Each morning, Neal wakes up from his bunk at Catholic Charities’ Higher Ground Saint Paul and begins his day. He doesn’t have any place he needs to be, but he wants to be prepared for when he goes back to work.
“I do intend to go back to work, and that’s one of the things that helps me,” he said while sitting in an employment office at Catholic Charities’ Mary Hall.
There, the 61-year-old works with employment specialist Katy Brandt. They have completed his resume and now Neal is often found in the Mary Hall computer lab searching for jobs or completing assessments to narrow down the best opportunities for his interests and abilities.
Finding a job at any age can be challenging, but often more so for seniors.

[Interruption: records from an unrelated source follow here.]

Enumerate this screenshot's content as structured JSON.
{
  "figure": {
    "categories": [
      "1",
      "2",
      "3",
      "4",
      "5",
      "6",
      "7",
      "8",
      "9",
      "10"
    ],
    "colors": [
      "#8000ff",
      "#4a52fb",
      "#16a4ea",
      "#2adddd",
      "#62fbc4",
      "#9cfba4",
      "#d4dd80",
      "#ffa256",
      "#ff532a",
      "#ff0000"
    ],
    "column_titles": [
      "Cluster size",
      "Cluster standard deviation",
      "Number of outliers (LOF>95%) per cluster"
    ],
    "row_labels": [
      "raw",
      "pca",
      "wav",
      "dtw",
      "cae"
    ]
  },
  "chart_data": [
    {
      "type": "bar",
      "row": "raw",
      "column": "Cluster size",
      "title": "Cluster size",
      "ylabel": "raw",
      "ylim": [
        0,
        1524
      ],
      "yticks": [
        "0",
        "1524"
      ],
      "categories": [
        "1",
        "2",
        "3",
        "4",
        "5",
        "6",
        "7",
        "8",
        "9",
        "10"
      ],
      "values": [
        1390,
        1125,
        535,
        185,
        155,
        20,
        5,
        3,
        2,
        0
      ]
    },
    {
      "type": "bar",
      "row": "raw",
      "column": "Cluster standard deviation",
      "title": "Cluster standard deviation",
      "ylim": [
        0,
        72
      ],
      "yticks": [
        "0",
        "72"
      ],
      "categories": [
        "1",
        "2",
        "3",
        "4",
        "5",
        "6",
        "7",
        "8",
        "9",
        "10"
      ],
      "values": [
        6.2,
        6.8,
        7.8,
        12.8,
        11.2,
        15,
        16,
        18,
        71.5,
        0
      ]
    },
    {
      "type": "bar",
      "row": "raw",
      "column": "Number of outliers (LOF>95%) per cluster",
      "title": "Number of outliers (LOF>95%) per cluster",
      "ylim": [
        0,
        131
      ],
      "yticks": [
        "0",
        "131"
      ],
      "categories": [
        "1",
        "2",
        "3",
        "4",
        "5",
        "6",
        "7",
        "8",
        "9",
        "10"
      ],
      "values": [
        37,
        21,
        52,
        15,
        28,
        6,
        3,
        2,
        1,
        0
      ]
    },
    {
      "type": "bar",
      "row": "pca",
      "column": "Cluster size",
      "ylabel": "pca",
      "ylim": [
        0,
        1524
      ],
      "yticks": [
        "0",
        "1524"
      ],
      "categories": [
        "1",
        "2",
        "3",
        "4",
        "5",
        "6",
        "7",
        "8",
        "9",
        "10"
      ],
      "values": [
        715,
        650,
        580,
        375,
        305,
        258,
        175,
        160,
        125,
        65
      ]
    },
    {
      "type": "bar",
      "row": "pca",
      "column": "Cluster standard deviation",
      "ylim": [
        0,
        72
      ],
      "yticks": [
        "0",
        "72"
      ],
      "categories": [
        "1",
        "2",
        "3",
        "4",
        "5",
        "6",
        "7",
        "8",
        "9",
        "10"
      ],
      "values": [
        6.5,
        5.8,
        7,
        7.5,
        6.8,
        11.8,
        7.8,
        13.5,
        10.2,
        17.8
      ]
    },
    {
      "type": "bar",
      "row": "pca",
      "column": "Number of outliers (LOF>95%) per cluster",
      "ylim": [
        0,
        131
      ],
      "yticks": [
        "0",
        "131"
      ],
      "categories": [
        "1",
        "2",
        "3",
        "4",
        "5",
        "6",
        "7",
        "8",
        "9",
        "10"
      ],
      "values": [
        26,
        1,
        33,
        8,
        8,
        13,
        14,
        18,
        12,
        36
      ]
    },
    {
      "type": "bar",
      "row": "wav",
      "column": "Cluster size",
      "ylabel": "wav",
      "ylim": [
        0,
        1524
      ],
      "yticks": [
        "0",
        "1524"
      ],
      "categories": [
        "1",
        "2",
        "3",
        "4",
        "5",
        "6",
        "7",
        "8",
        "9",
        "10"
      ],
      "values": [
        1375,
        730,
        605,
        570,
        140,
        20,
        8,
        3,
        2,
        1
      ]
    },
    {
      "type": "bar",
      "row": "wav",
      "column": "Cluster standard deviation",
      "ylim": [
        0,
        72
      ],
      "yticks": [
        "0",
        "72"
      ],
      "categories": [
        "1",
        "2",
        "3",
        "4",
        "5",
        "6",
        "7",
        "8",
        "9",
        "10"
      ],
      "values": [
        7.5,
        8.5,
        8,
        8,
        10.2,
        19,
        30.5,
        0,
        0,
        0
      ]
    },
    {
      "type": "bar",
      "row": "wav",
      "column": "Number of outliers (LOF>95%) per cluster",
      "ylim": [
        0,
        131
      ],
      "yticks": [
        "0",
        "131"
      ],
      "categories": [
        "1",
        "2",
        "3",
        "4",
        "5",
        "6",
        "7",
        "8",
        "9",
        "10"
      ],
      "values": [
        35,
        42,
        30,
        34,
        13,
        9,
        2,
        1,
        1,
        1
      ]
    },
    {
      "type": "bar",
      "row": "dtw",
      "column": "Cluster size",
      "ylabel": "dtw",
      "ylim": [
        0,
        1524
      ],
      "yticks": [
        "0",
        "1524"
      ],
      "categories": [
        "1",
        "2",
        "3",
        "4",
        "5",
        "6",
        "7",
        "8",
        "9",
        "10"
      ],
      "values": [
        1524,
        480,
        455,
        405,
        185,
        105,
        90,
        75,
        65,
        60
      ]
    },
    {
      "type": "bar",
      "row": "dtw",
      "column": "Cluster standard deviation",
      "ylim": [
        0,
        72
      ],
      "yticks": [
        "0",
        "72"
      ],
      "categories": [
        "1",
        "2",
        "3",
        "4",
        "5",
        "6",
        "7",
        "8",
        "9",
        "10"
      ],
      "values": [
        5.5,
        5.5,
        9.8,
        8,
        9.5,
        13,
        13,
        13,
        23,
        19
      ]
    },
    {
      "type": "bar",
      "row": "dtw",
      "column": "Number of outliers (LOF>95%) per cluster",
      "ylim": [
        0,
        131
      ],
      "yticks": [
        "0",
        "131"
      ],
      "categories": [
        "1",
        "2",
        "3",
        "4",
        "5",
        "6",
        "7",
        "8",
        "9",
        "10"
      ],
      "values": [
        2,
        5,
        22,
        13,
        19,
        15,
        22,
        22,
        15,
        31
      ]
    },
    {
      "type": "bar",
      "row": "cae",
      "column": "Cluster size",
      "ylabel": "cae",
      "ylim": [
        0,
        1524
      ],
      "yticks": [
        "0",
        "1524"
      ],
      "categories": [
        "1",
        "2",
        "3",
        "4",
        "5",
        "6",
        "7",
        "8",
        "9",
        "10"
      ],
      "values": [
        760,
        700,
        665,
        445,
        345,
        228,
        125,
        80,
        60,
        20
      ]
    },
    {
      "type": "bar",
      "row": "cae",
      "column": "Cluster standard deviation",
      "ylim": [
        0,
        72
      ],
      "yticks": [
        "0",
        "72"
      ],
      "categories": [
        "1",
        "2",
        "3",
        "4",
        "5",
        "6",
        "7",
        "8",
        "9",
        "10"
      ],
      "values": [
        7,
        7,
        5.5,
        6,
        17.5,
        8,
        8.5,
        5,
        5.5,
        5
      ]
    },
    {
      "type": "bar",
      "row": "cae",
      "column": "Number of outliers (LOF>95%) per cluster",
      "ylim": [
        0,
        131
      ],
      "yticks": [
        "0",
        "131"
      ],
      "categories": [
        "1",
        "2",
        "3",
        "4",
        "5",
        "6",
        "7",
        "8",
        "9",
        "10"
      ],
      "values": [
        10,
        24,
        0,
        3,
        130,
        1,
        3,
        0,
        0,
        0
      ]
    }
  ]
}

Seniors are the fastest growing age group of Minnesotans experiencing homelessness—increasing 59 percent between 2009 and 2015 at Catholic Charities. One in every five shelter guests is 55-years-old and older.
Still, Neal has years of experience and good qualifications, including a Minnesota Commercial Drivers License. Over the years he has driven hotel shuttles, been a driver for Metro Mobility and spent more than 20 years working in hospitals pushing stretchers and the like. He’s also got talent as a former drummer and theater actor. He strives to accentuate the positive.
Neal has been homeless for about a decade. His path to homelessness is a complicated one, coming from broken relationships, job losses and other factors.
“A lot of things went wrong in my life,” he said. “Dealing with my situation, dealing with where I am, is a mental thing.”
To remain positive, he works to stay busy, and to keep culture in his life. He often walks over to the Minnesota History Center to look at exhibits during their free hours each Tuesday. While he remains unemployed, working with his employment counselor has made a profound, positive difference.
“My life is in a positive trajectory because of my association with this lady and that’s the way it is,” he said. “Everybody wants to do better, especially when you’re in a situation like this. That’s Katy, she’s a kick in the pants and she empowers me.”
When asked what he’s most proud of, Neal is quick to mention his son. “That’s my heart and soul,” he said of the recent graduate of Southwest State University in Marshall.
Neal said he’s also proud of himself, and how far he has come thanks to the opportunities provided to him.
“I had dreams and goals like everyone else. The route I look, those steps I took brought me here. I’m the cause of me being here. I do realize that. Anybody could end up being homeless,” he said.